Need some code help? Here’s a quick tip: in JavaScript, using fetch or axios, make sure your call to /token looks something like method: 'POST'. If you’re seeing “endpoint only accepts post” in your logs or browser, that’s your cue to check every step your code takes between authorization and token exchange—especially if your app switches between front-end and back-end logic. For a deeper dive on identity-driven risks and real-world governance fixes, check out this episode on identity as the control plane in Azure security.

Debugging and Best Practices to Prevent AADSTS900561 Errors

Let’s talk about tracking this error down and making sure it doesn’t haunt you again. If you’re running a single page app (SPA) using React, Vue, or Angular, bring up your browser’s developer tools. Hit the Network tab, try your login flow, and keep an eagle eye out for a GET request hitting the /token endpoint.
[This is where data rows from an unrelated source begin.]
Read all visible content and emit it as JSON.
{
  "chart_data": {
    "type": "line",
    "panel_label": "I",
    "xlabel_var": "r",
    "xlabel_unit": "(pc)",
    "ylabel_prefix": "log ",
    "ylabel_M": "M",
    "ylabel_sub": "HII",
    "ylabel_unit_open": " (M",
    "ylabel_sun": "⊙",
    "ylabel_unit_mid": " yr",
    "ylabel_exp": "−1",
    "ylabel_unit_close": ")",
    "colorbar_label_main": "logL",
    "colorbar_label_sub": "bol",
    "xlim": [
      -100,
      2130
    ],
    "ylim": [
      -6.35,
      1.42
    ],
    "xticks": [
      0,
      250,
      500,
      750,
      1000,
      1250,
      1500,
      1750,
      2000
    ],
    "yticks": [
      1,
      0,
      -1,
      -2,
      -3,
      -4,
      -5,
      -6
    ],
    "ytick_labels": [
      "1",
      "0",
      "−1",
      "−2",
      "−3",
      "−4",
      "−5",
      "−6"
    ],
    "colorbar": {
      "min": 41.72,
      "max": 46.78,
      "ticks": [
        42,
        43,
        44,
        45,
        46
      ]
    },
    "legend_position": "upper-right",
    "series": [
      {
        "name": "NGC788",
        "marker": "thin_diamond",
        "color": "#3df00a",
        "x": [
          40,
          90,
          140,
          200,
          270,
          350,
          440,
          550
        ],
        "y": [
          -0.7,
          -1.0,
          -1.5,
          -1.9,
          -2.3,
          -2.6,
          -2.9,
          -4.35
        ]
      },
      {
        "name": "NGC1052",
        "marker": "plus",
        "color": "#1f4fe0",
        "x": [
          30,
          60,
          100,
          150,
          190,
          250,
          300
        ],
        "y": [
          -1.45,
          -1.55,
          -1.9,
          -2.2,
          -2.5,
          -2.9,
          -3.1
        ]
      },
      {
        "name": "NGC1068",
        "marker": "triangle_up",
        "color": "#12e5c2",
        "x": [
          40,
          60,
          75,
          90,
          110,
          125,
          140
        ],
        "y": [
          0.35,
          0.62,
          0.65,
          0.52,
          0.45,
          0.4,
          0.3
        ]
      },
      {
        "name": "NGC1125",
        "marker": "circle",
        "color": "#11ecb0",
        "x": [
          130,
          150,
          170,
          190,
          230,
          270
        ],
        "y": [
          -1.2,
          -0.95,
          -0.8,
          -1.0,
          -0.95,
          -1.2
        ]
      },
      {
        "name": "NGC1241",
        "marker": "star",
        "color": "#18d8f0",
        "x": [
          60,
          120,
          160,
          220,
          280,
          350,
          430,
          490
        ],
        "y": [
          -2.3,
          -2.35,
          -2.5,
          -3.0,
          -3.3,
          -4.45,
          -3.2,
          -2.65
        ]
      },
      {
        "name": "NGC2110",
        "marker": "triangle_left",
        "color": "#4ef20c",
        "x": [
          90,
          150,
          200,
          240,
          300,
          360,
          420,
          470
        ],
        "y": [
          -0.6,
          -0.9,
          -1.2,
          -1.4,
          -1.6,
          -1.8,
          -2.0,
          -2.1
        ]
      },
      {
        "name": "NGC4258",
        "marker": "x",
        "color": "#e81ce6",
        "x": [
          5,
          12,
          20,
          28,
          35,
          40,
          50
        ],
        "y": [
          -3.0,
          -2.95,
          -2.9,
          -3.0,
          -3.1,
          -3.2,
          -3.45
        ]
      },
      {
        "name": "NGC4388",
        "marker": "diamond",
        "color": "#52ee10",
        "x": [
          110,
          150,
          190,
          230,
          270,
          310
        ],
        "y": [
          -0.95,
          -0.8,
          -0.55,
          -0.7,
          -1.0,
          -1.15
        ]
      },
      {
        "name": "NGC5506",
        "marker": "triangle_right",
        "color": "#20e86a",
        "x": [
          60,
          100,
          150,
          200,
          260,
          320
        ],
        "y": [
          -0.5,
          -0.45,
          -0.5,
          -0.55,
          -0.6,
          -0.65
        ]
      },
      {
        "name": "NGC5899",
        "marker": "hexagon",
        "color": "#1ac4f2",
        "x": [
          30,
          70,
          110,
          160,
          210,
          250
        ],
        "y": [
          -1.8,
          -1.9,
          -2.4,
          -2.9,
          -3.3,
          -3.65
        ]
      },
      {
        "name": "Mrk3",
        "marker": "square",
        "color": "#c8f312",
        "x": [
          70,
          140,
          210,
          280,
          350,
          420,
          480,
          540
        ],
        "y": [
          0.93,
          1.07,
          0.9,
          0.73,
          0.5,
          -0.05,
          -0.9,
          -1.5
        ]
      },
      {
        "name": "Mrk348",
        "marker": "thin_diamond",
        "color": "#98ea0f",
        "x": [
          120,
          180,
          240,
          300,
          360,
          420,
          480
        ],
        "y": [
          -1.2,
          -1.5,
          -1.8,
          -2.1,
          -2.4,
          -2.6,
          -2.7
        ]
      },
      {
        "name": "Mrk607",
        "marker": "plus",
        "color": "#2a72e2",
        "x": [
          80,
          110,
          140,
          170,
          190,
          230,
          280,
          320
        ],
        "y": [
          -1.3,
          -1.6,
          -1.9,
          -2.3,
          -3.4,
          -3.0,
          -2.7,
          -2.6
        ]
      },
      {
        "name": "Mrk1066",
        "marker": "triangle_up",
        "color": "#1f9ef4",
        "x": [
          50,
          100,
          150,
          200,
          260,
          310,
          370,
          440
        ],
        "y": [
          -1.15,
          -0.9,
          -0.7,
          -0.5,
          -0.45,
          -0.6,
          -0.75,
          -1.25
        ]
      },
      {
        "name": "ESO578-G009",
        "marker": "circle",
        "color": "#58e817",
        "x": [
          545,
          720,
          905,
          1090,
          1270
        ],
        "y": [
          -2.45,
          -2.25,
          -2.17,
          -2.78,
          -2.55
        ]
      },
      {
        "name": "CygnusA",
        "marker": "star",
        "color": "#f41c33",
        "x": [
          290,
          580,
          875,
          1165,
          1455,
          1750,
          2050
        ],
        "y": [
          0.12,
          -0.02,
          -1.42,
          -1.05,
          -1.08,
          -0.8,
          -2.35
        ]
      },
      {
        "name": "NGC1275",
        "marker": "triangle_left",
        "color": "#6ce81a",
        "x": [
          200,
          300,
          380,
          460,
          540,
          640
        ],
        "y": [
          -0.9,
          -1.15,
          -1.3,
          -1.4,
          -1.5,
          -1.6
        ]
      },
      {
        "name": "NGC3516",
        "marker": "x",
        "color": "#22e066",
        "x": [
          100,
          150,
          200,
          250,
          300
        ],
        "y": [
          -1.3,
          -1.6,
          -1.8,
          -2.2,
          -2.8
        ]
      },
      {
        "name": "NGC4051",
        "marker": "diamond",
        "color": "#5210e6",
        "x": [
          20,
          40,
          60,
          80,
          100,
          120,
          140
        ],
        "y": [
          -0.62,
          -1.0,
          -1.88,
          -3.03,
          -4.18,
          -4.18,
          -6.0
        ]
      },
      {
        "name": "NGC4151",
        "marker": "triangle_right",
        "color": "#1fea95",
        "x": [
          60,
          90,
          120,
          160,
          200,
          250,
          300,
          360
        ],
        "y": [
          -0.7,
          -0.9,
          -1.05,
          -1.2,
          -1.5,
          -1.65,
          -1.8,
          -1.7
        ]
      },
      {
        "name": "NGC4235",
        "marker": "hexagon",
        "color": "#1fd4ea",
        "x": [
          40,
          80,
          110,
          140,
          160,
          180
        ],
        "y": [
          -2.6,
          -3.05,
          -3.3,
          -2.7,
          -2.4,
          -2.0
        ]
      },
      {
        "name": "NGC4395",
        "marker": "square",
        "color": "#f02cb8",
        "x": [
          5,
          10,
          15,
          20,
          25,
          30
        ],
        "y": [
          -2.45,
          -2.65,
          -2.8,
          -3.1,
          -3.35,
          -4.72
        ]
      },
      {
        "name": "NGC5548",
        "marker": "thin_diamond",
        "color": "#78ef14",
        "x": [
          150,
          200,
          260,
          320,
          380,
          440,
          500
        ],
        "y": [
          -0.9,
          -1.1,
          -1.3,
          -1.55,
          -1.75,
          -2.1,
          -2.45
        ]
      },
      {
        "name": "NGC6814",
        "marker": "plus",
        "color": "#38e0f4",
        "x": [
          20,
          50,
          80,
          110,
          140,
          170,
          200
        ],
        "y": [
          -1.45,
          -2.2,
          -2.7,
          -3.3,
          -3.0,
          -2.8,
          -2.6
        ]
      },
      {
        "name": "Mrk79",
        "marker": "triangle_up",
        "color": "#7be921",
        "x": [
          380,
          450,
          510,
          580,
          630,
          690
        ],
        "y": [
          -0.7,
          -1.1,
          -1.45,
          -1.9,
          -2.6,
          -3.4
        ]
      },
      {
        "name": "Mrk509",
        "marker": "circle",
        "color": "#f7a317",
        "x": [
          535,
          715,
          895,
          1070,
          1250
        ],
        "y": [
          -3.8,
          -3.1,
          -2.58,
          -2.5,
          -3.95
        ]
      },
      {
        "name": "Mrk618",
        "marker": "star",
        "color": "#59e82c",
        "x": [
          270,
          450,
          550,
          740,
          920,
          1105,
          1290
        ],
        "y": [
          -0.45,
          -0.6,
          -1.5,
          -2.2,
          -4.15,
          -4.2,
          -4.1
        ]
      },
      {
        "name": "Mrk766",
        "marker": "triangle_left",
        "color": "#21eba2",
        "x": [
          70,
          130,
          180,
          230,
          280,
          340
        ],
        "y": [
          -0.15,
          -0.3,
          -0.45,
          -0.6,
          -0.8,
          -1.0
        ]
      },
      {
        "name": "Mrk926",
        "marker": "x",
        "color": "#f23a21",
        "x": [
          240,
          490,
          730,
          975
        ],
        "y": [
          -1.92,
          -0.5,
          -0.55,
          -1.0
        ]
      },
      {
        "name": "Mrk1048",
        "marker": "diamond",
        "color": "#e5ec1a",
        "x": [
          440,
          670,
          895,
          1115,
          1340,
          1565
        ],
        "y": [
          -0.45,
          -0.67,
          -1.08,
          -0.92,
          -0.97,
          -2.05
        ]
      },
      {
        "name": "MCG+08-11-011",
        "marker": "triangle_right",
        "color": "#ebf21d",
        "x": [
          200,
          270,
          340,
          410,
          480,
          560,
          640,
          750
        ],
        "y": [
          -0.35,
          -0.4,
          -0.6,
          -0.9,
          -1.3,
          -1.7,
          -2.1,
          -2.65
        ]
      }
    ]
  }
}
The moment you see it, you’ve found your culprit.

Sometimes, this glitch happens because your authentication library isn’t set up right. In MSAL.js, for instance, using loginRedirect where you meant acquireTokenSilent or misconfiguring the library can cause it to fire off a GET instead of a POST. Updating MSAL.js to the latest version and double-checking your initialization settings can save endless headaches. Frameworks are picky, but Microsoft’s docs are pretty clear about the need for POST on token requests.

Don’t sleep on your Azure logs, either. Check Azure AD sign-in logs for detailed request traces. You’ll see which endpoint was called, which method was used, and any flags about protocol mismatches. If you want deep diagnostics, tools like Fiddler can break down HTTP traffic line by line, and Application Insights can map the call stack right to the trouble spot.

Prevention is better than “clean up on aisle five.” Always test your authentication flows in dev and staging before unleashing them to production. Make sure every bit of code that exchanges an authorization code for a token is running server-side, with POST, just like the OAuth 2.0 guidebook says. Exchanging codes in the browser is a classic way to get AADSTS900561 and open up security holes.

If you work in bigger Microsoft 365 or Azure environments, take a look at your governance approach. Entra ID now underpins a lot of critical access, so keeping your policies tight and your code following Microsoft’s best practices makes life a lot easier. For info on designing governance that won’t let stuff slip through the cracks, this Azure enterprise governance strategy episode is well worth a look.

And if your app is part of the Power Platform—or even just uses connectors—manage your identities and connectors carefully to avoid architectural drift and surprise permission errors. You’ll find actionable guidance in this resource: Power Platform security and governance best practices.

Bottom line? Know your authentication flows, validate every request, and keep your tools updated. If an error does sneak through, you’ll know exactly where to look and how to stamp it out for good.